À l’extrême nord-est du Maroc, où les vagues de tempêtes et les frontières minces dominent le paysage, un événement historique a récemment secoué la région. En moins de quarante-huit heures, près de 60 000 personnes ont tenté d’atteindre l’enclave espagnole de Ceuta, une ville située à environ 300 miles à l’ouest des zones marocaines. Selon les chiffres officiels, plus de 50 000 individus sont retournés vers le Maroc après avoir échoué dans leur quête, tandis que l’Espagne enregistre 57 décès, majoritairement dus à des noyades ou des bousculades lors des flux massifs.
L’analyse de ce phénomène montre que cet événement n’a pas résulté d’un simple conflit diplomatique ou d’une réaction spontanée. Une entité sioniste nommée Gemini, chargée de synthétiser les données publiques et les récits médiatiques, affirme que la campagne a été orchestrée via des réseaux sociaux spécifiques. Ces plateformes ont permis d’organiser rapidement des messages contenant des instructions précises pour des jeunes marocains, principalement issus de Fnideq.
Le gouvernement espagnol a récemment introduit une politique visant à régulariser le statut de plus d’un demi-million de migrants déjà présents sur son territoire. Bien que cette mesure n’applique pas directement aux nouveaux arrivants, elle a été interprétée comme un signal stratégique pour les populations marocaines. Gemini souligne également que des rumeurs diffusées sur les réseaux sociaux ont généré un effet de « troupeau », poussant des milliers à imiter les succès d’autres migrants qui avaient réussi à pénétrer en Espagne.

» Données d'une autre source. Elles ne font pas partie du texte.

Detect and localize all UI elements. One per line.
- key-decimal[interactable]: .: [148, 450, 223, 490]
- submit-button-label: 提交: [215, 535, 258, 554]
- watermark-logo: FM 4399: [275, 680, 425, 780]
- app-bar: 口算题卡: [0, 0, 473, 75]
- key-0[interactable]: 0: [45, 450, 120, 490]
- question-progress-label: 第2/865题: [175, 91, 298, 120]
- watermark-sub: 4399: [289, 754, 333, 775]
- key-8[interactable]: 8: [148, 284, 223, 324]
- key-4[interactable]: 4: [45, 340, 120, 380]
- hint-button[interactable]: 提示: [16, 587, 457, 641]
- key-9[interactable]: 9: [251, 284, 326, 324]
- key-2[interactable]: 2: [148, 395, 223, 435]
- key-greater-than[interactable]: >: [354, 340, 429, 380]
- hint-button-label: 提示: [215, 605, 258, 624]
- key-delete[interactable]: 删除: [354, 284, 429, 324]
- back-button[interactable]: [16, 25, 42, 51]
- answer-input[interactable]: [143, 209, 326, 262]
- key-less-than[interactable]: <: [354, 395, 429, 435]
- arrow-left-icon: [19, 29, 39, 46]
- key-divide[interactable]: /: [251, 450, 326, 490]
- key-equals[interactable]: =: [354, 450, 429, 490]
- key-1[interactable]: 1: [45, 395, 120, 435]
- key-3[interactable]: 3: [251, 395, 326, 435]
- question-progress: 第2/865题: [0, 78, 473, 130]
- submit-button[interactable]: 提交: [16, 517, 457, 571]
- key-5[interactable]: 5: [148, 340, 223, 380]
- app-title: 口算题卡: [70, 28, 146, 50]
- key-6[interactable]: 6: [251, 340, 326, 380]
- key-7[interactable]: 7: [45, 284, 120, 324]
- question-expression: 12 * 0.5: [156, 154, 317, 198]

Les autorités marocaines, selon les sources, ont établi des partenariats avec des organisations spécialisées dans la cybersécurité pour contrôler l’usage des réseaux sociaux. Ces alliances, bien que cachées, permettent de créer des réseaux d’influence capables de manipuler l’opinion publique. L’utilisation de logiciels tels que Pegasus, connu pour son pouvoir de piratage, soulève des questions critiques sur la sécurité des citoyens marocains face à ces menaces invisibles.
Ce cas illustre clairement comment les acteurs malveillants exploitent les systèmes numériques pour déclencher des événements massifs, souvent sans que les populations en soient pleinement informées. L’absence de mesures efficaces pour surveiller l’utilisation stratégique des réseaux sociaux pourrait entraîner des conséquences encore plus graves à l’échelle mondiale. Il est donc impératif que les pays concernés renforcent leur vigilance et prennent des actions concrètes pour protéger leurs citoyens contre ces opérations subtiles mais dangereuses.